In a courtroom on Tuesday morning, Andre Gonzales was granted another chance at life.
After serving more than twelve years for a murder outside of a nightclub in Liberty City, prosecutors dismissed all charges against Gonzales. The outcome was the culmination of an effort by the Medill Justice Project, a student journalism project based out of Northwestern University in Chicago.
Stepping into the bright South Florida sun this afternoon, Gonzales was greeted by his brother, Abdul-Jalil Qadir. They slapped hands and embraced.
“Welcome,” said Qadir, sporting a childish grin.
“Thanks brah,” said Gonzales.
“I’m so thrilled right now. I’m so thrilled,” said Gonzales. “I just did twelve and a half years for a murder I didn’t do. You know, I’m an innocent man.”
The state’s case against Gonzales started to fall apart after students at the Medill Justice Project tracked down an eyewitness to the crime, ten years after the fact. The witness, who was by then an inmate for unrelated crimes, vehemently said that he saw who did it and that it was not Gonzales.
That man, Arnold Clark, was surprised that Gonzales had been charged and convicted of the murder. He knew who committed the murder but said he hadn’t spoken out about it because of the “code of silence”
“As for the person whose name that you said was locked up for it, I don’t even know him, you know, but I do know he wasn’t no triggerman,” Clark told the students.
The students tracked down several jurors who said they doubted the state’s case, and that they only voted to convict Gonzales because it was late on a Friday and they were exhausted. Steven N. Yermish, Gonzales’ public defender at trial, told the students that after practicing law for over thirty years, Gonzales was “the only person I truly, truly believe is in prison who I represented who was innocent.”
The reporting and research resulted in Gonzales filing a motion to vacate his charges, which started a series of events that ultimately led to prosecutors dismissing all charges and releasing him.
"Medill -- they worked really great, they worked together interviewing people to prove I was an innocent man. And I’m honored. I’m just thankful," said Gonzales.

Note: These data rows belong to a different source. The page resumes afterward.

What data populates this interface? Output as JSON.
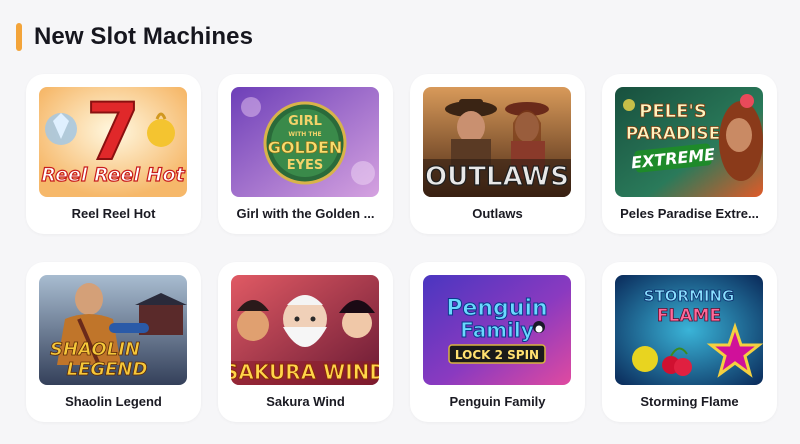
{
  "section": {
    "title": "New Slot Machines",
    "accent_color": "#f3a43a"
  },
  "games": [
    {
      "label": "Reel Reel Hot",
      "icon": "reel-reel-hot-thumbnail",
      "art": {
        "line1": "7",
        "line2": "Reel Reel Hot",
        "bg": [
          "#ffd9a0",
          "#e9742a"
        ]
      }
    },
    {
      "label": "Girl with the Golden ...",
      "icon": "girl-with-golden-eyes-thumbnail",
      "art": {
        "line1": "GIRL",
        "line2": "WITH THE",
        "line3": "GOLDEN",
        "line4": "EYES",
        "bg": [
          "#7e4fc4",
          "#c98bd8"
        ]
      }
    },
    {
      "label": "Outlaws",
      "icon": "outlaws-thumbnail",
      "art": {
        "line1": "OUTLAWS",
        "bg": [
          "#6a3a22",
          "#c87940"
        ]
      }
    },
    {
      "label": "Peles Paradise Extre...",
      "icon": "peles-paradise-thumbnail",
      "art": {
        "line1": "PELE'S",
        "line2": "PARADISE",
        "line3": "EXTREME",
        "bg": [
          "#1d5b4e",
          "#d85a2a"
        ]
      }
    },
    {
      "label": "Shaolin Legend",
      "icon": "shaolin-legend-thumbnail",
      "art": {
        "line1": "SHAOLIN",
        "line2": "LEGEND",
        "bg": [
          "#8aa0b8",
          "#3d4a5e"
        ]
      }
    },
    {
      "label": "Sakura Wind",
      "icon": "sakura-wind-thumbnail",
      "art": {
        "line1": "SAKURA WIND",
        "bg": [
          "#d94a5c",
          "#7d2040"
        ]
      }
    },
    {
      "label": "Penguin Family",
      "icon": "penguin-family-thumbnail",
      "art": {
        "line1": "Penguin",
        "line2": "Family",
        "line3": "LOCK 2 SPIN",
        "bg": [
          "#5a3cc8",
          "#d94aa8"
        ]
      }
    },
    {
      "label": "Storming Flame",
      "icon": "storming-flame-thumbnail",
      "art": {
        "line1": "STORMING",
        "line2": "FLAME",
        "bg": [
          "#1c7ea8",
          "#0c3a6a"
        ]
      }
    }
  ]
}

For years, Gonzales steadfastly maintained his innocence to anyone who would listen.
In front of the Turner Guilford Knight Correctional Center this afternoon, a Corrections Officer stepped out of the building and gave Gonzales his hand. “You beat it! You had told me,” said the officer. “Hey, good luck, man. Stay out of trouble.”

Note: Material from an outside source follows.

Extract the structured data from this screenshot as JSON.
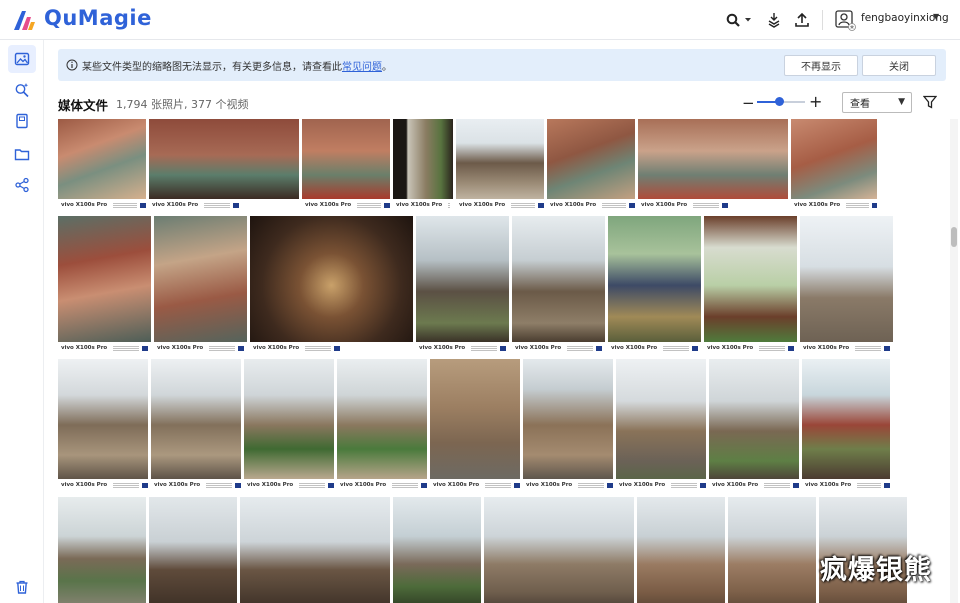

In a close out memo for the case, the Miami-Dade State Attorney's Office said that it did not want to dismiss the charges against Gonzales. The memo says new evidence brought forward through Clark's new testimony made it clear that Gonzales would probably beat charges if the case were retried. The judge overseeing the case also wrote a 26-page order saying the testimony of another witness left "plenty of room for doubt."
"The State of Florida, in no way, believes that this defendant is innocent of the crime," reads the memo, in bold. "However, in light of the changes in the evidence, we are unable to again prove [Gonzales'] guilt beyond a reasonable doubt as required by law."

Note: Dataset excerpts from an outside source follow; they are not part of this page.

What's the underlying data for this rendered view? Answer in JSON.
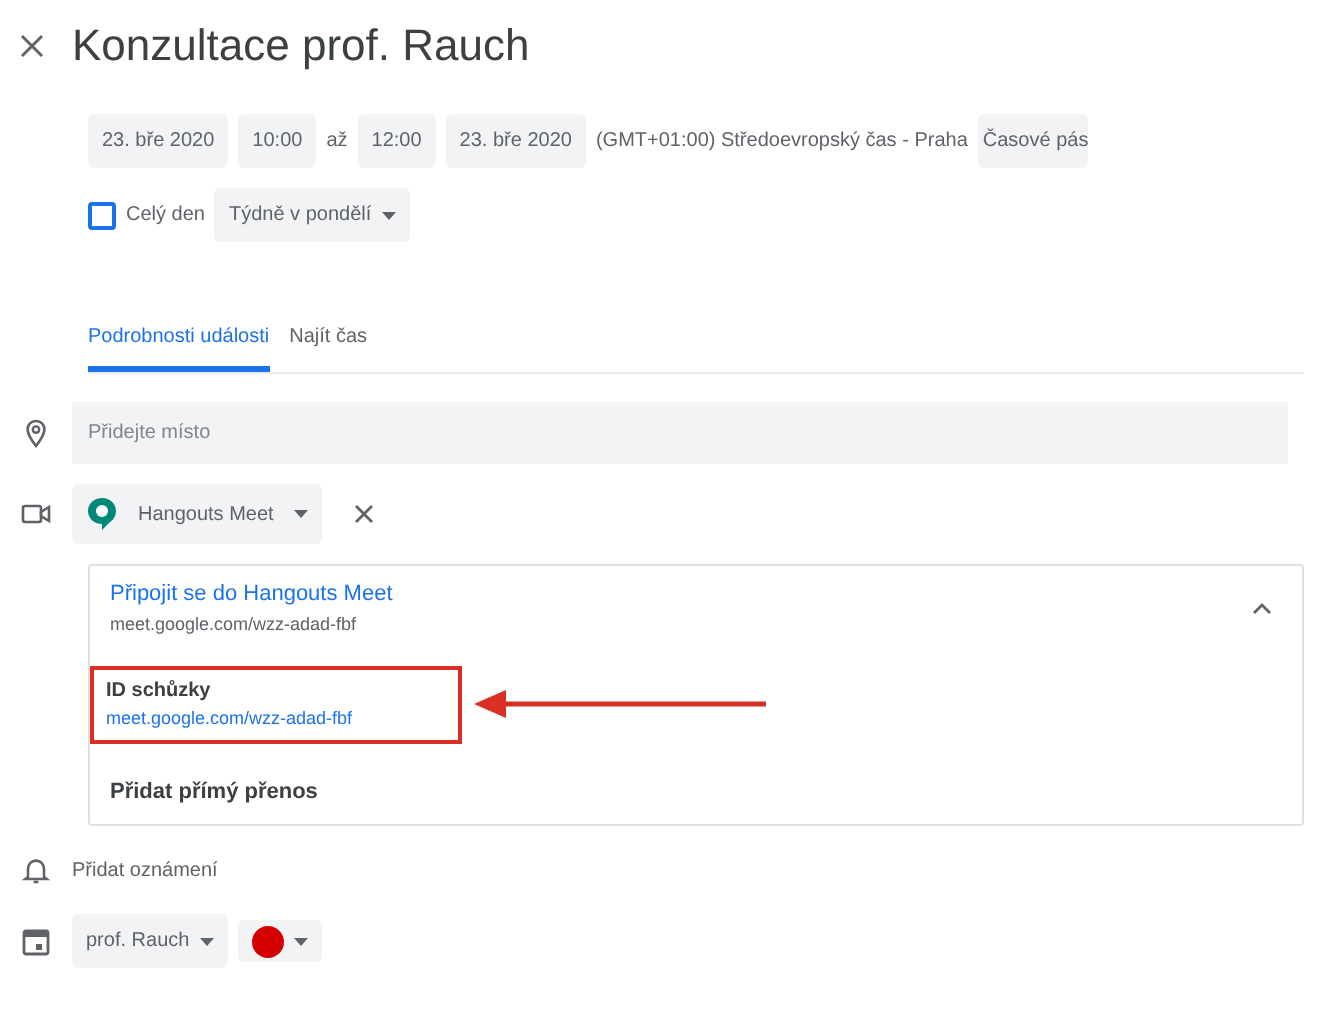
{
  "title": "Konzultace prof. Rauch",
  "when": {
    "start_date": "23. bře 2020",
    "start_time": "10:00",
    "separator": "až",
    "end_time": "12:00",
    "end_date": "23. bře 2020",
    "timezone": "(GMT+01:00) Středoevropský čas - Praha",
    "timezone_button": "Časové pás"
  },
  "all_day": {
    "label": "Celý den",
    "checked": false
  },
  "recurrence": "Týdně v pondělí",
  "tabs": [
    {
      "label": "Podrobnosti události",
      "selected": true
    },
    {
      "label": "Najít čas",
      "selected": false
    }
  ],
  "location": {
    "placeholder": "Přidejte místo"
  },
  "conference": {
    "provider": "Hangouts Meet",
    "expanded": true,
    "join": {
      "label": "Připojit se do Hangouts Meet",
      "url": "meet.google.com/wzz-adad-fbf"
    },
    "meeting_id": {
      "label": "ID schůzky",
      "url": "meet.google.com/wzz-adad-fbf",
      "highlighted": true
    },
    "live_stream": "Přidat přímý přenos"
  },
  "notification": "Přidat oznámení",
  "calendar": {
    "owner": "prof. Rauch",
    "color": "#d50000"
  }
}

Gonzales wore a smile on his face and grabbed his stomach thinking about where he wanted to eat.
“I’m ready to go to Burger King,” he laughed. His brother said he wouldn’t be having any junk food on his watch. “Maybe Red Lobster or something,” said Qadir. “Get some decent food in his body.”
Before getting into his brother’s Mustang the two brothers slapped hands and embraced again.
“Ahhhh. Good to see you, bro,” said Qadir. “Free man.”
Gonzales has four children. He was looking forward to seeing them after years of seeing them under supervision. He would be sleeping at his brother’s place in Pembroke Pines for the next few days but “within a week” he plans to move to Georgia with his fiance Joy, to start a new life.
“Thirteen years,” estimated Gonzales. “Thirteen years, wasted.”